The most pictorial work was Midnight Vigil by Mordecai Seter, with three scenes dealing with God, ghosts, the prophecy of the Land of Israel promised to Jacob. I wish I hadn’t read the detailed program notes, since I kept wishing to hear dead people, to get the word of the Lord. Instead, we had another engaging work which, with all its stories, never outlived its welcome.

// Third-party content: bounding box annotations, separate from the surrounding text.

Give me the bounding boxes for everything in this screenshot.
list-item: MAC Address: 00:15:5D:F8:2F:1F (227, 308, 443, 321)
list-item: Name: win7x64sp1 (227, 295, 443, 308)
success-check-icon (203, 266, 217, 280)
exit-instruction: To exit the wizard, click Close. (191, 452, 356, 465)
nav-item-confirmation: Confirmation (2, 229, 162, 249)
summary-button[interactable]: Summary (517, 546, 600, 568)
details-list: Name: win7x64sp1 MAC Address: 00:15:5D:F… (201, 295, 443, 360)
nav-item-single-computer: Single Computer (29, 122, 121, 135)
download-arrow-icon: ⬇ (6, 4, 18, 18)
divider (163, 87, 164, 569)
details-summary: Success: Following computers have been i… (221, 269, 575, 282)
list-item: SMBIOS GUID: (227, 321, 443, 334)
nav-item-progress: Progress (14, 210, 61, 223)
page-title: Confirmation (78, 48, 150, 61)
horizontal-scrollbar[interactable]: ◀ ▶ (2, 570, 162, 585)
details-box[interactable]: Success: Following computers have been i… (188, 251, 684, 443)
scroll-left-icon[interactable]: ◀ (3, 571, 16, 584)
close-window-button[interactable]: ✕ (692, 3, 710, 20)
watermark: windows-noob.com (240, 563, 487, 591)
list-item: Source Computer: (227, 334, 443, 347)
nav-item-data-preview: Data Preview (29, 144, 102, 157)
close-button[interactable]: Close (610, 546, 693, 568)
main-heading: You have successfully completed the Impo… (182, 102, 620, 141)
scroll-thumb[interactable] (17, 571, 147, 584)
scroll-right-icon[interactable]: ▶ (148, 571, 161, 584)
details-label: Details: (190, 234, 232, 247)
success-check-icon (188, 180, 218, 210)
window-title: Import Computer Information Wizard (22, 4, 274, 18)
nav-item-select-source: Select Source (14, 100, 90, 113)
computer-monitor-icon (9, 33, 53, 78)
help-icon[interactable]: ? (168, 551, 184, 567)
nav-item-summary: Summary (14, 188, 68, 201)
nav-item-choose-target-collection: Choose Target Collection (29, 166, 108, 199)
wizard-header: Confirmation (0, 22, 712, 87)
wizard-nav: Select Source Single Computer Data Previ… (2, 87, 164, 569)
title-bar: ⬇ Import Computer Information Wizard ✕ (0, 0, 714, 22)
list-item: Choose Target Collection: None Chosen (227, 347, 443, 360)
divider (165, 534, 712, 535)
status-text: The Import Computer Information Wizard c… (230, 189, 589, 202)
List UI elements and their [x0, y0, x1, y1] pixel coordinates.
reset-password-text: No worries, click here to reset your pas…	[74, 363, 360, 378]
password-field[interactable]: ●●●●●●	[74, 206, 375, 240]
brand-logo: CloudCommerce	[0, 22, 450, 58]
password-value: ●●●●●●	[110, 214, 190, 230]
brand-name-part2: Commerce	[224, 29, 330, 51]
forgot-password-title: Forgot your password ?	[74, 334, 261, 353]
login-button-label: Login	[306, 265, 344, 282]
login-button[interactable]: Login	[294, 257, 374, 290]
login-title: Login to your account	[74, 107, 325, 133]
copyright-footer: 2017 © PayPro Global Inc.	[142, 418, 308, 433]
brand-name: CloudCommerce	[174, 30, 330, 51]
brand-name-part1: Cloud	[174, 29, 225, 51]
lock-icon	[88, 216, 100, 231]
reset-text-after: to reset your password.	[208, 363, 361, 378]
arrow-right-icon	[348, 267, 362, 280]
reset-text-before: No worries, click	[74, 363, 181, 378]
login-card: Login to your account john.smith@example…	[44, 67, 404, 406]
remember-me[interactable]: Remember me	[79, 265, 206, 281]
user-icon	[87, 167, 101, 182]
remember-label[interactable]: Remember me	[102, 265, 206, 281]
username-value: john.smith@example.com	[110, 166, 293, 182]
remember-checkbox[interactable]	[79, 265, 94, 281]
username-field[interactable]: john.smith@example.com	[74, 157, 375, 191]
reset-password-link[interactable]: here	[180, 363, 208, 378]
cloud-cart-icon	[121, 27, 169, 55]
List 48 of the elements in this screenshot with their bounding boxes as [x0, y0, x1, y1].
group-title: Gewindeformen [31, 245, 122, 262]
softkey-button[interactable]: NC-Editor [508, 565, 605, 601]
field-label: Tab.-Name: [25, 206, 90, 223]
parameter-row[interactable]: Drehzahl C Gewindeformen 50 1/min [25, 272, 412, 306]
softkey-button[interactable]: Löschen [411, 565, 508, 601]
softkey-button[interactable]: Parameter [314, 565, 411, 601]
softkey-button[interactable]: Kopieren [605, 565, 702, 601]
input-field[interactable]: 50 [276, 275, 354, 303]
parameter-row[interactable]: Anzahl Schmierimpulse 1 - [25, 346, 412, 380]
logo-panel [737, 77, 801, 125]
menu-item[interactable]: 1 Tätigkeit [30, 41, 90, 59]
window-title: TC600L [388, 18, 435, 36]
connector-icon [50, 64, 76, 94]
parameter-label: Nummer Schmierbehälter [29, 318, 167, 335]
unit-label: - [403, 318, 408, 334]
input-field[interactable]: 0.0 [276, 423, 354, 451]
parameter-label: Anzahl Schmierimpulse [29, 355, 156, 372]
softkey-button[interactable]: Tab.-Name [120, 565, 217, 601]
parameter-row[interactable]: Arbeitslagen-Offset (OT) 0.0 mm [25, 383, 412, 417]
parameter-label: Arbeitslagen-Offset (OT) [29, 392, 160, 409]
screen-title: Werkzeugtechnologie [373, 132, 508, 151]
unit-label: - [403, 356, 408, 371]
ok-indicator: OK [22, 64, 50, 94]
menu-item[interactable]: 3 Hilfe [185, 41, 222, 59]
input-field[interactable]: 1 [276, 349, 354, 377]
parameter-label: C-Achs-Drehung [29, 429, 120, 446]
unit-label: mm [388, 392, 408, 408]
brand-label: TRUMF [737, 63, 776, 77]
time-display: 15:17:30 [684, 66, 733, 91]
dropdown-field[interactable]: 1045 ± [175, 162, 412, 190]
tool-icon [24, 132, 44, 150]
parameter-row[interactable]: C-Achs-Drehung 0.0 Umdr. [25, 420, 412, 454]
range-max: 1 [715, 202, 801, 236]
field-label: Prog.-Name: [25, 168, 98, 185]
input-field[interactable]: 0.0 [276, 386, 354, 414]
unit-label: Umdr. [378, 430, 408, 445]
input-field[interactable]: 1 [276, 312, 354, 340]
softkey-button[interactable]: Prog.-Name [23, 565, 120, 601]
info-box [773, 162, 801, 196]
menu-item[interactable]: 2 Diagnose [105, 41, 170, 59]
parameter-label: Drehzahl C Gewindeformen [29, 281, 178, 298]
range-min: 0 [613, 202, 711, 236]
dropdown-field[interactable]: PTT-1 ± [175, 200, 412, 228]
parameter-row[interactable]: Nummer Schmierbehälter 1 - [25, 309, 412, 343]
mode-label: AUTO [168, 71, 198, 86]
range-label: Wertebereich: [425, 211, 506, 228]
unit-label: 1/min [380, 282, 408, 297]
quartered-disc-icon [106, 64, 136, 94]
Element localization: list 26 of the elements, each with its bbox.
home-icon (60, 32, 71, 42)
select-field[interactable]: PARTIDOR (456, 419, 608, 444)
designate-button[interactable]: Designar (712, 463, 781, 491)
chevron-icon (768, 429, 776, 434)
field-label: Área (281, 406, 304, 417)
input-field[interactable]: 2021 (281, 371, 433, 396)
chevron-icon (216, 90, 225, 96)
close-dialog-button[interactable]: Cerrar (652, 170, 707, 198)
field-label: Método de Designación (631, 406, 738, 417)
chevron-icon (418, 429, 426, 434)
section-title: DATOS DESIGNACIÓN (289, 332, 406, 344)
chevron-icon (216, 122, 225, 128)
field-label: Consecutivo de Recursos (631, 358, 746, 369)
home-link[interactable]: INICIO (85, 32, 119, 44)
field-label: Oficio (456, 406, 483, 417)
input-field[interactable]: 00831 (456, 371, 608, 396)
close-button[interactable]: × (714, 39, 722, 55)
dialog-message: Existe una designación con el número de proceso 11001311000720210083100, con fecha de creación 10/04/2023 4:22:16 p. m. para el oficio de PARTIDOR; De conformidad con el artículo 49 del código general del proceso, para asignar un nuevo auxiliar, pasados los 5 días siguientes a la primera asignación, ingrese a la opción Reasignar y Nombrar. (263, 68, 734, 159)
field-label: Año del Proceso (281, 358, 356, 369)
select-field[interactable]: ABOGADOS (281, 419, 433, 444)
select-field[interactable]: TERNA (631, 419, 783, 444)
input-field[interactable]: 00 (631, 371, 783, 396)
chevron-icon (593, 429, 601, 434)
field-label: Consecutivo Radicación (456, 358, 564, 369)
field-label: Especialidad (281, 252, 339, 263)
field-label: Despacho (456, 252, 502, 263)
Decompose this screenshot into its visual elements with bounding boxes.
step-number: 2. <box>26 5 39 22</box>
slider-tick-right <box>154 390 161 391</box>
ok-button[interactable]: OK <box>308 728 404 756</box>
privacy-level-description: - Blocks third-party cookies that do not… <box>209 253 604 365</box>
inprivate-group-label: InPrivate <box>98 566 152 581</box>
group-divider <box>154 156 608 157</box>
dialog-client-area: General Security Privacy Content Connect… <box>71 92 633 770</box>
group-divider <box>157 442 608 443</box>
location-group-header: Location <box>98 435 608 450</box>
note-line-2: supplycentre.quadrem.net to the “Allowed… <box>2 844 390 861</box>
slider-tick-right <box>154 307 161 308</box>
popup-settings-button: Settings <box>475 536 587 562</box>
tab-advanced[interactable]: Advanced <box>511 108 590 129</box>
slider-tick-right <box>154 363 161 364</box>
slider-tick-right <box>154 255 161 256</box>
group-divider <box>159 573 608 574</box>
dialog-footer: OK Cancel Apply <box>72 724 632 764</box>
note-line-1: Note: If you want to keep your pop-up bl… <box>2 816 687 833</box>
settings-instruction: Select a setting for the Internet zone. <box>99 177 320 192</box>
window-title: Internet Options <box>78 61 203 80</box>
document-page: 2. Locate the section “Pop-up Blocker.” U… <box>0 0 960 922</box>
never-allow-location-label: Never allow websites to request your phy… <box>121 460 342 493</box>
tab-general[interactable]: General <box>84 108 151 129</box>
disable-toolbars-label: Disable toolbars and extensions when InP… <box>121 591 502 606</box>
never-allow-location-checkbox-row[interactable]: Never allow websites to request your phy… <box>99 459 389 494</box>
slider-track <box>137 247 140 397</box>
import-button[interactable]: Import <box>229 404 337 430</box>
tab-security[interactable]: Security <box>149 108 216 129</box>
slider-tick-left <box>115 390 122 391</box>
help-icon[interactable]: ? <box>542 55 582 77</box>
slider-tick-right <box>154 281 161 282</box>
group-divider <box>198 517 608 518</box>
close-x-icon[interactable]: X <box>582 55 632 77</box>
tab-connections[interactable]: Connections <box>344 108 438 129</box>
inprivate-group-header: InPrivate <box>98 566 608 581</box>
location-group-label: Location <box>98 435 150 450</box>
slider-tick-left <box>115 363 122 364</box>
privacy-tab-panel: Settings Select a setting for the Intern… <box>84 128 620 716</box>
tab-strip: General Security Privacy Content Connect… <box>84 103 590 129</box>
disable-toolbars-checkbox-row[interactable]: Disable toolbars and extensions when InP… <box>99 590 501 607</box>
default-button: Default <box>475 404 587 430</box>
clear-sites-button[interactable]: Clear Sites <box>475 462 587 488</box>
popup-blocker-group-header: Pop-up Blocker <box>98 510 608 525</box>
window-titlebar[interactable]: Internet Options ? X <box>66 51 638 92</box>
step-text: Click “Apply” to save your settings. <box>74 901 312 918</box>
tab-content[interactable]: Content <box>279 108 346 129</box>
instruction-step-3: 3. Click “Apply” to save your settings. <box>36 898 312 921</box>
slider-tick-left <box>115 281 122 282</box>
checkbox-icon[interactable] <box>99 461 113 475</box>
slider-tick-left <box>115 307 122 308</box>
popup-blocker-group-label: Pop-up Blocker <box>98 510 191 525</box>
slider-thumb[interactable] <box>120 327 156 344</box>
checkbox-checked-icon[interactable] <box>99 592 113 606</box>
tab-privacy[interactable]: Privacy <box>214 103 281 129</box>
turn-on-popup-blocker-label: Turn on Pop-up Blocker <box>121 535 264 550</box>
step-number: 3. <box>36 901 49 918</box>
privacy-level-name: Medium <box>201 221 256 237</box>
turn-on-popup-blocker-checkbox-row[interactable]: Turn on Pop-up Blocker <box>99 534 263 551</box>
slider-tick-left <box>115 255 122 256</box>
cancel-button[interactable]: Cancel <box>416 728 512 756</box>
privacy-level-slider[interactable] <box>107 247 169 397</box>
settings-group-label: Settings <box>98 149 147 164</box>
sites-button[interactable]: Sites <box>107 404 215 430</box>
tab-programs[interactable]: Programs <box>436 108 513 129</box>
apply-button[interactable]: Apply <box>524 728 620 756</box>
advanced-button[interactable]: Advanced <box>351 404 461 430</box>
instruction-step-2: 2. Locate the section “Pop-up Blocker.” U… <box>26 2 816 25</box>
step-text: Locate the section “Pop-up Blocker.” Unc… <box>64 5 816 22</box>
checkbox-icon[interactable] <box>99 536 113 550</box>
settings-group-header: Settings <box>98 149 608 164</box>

The second half was devoted to the late Paul Ben-Haim, whose bittersweet Fanfare to Israel had started the concert. His Second Symphony, composed in 1945 and celebrating the end of the Second World War, was fairly lengthy but had almost an American Copland-like joy and exuberance. The scherzo, supposedly based on a Persian song, had an Andalusian feel, quite appropriate since Arab and Jewish music both were derived from Spain. But Ben-Haim’s delicacy of texture was highly professional. The long slow movement was compared to Mahler, but it was clearer, less ambiguous (and less profound). The finale, with an alteration from the opening of Beethoven’s C Minor Symphony, as well as a major-minor dizzying variations on the hora was pure delight.
That music, though, was written three years before Israel was declared a state. Who knows what their four composers would have written for today’s Israel? Perhaps Mr. Botstein will offer a concert of modern Israel, warts and all. In his own words, “the grim realities (of Israel) have made life more difficult than any of these composers might have anticipated.”